Historic canal from Gravesend to Higham restoration nears completion

PUBLISHED: 12:30 20 January 2011

Canal Project with individual photos of Brian McKnish 

Groups left to r Brian Rapley,David Rouse, Maureen Amos, Brian Macknish and Brian Amos

Canal Project with individual photos of Brian McKnish Groups left to r Brian Rapley,David Rouse, Maureen Amos, Brian Macknish and Brian Amos


Rowing, canoeing and fishing are to become a permanent fixture on an historic canal for the first time in 60 years as the first phase of a £900,000 project nears completion.

Volunteers at the Thames and Medway Canal Association, founded in 1976, have worked tirelessly towards the restoration of the early 19th century waterway which runs from Mark Lane, Gravesend, to Higham.

This month final touches to a one kilometre stretch are to be completed, with the installation of pumps and connection by electricty firm EDF allowing the canal to become operational.

Water will then constantly feed the section via a nearby weir pond.

Chairman Brian Macknish, who founded the association, said: “This is a very important month for all involved. It signals the completion of the first major phase which will allow the slipway and docking area we have created to be freely used on a permanent basis.

“It means rowing, canoeing and fishing will return to the area for the first time since the 1950s.

“This is a great achievement for the many volunteers involved as it provides a great stretch of water to be enjoyed, a linea waterway of a kilometre when up to full capacity.”

Although construction work will be completed this month it is hard to say exactly how long it will take to become fully usuable.

He added: “Everything is in place but obviously we need the water, it will feed itself and gradually fill up and could take a couple of months.

“The work has been surveyed and is constructually sound, everything will be in place and certainly with a few months I expect to see this area a buzz of activity.”

This month contractors for Sustrain, the national cycling network, started work on restoring the route running on the Canal towpath to Shornemead Crossing, another key factor in the areas preservation. It also runs alongside the RSPB marshes near the Met Police Public Order and Firearms Training Facility.
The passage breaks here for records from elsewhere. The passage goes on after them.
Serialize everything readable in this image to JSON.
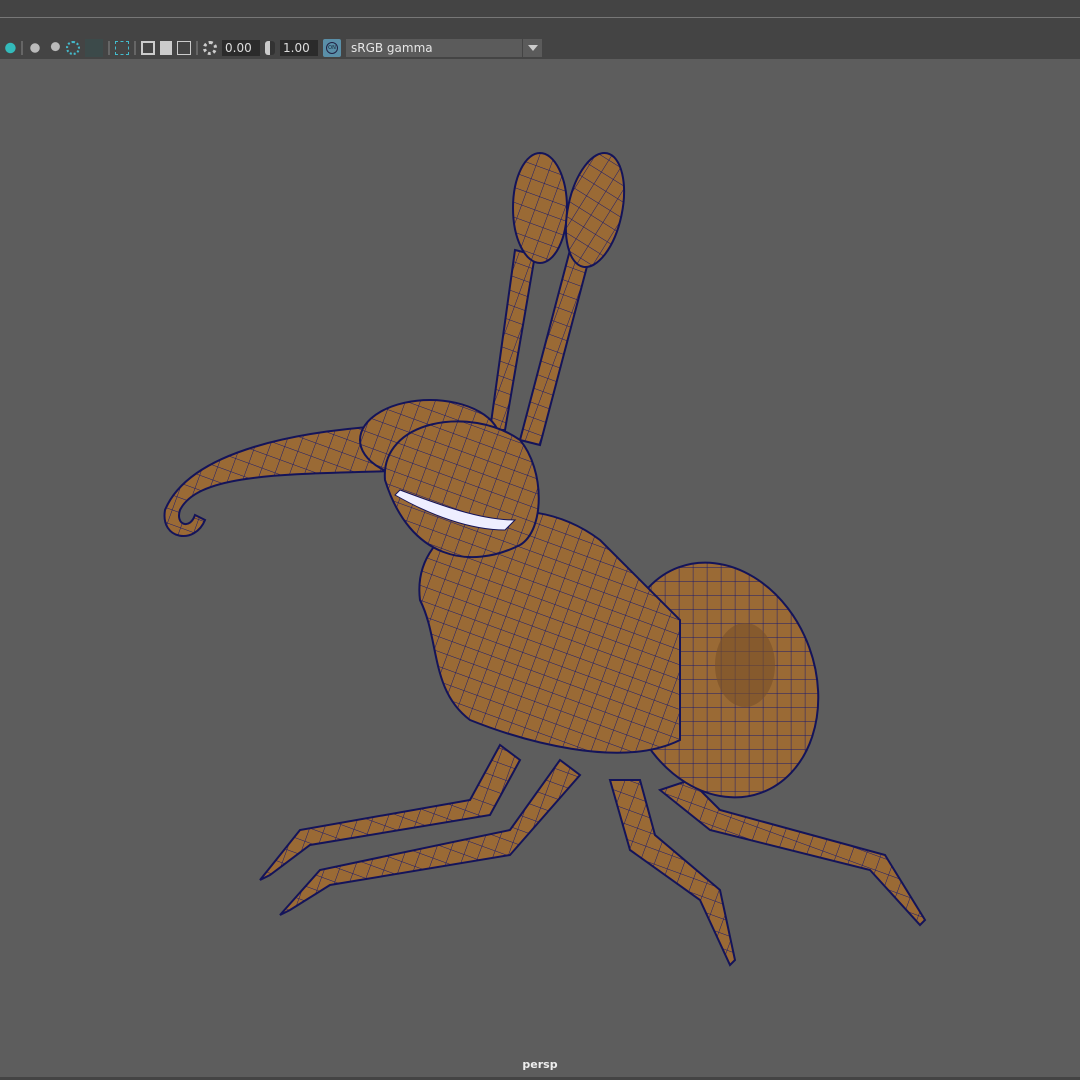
{
  "toolbar": {
    "icons": [
      "shading-icon",
      "lighting-icon",
      "shadow-icon",
      "ao-icon",
      "isolate-icon",
      "select-camera-icon",
      "resolution-gate-icon",
      "film-gate-icon",
      "safe-frame-icon",
      "exposure-icon",
      "gamma-icon",
      "color-management-icon"
    ],
    "exposure": "0.00",
    "gamma": "1.00",
    "cm_on": "ON",
    "color_space": "sRGB gamma"
  },
  "viewport": {
    "camera": "persp",
    "background": "#5d5d5d",
    "model_color": "#9a6a35",
    "wire_color": "#1a1a6e"
  }
}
Despite the success of the project many more trickier sections of the overall project are still being worked towards.

Eventually it is hoped small trail and narrow boats will be able to use other sections of the canal, which enthusiast hope will eventually be linked to the nearby Canal Basin, a plan under consultation with housing developers.

Mr Macknish added: “This is the ultimate aim and its rightful course. It will be a great facility for residents in the area and unltimately property overlooking water is a lot more valuable and sought after.”

He added: “I have always enjoyed the canal and in 1976 permission had been granted for more industry to be built in this area. It was at this time the decision was taken to form an association to look after and keep it in order.”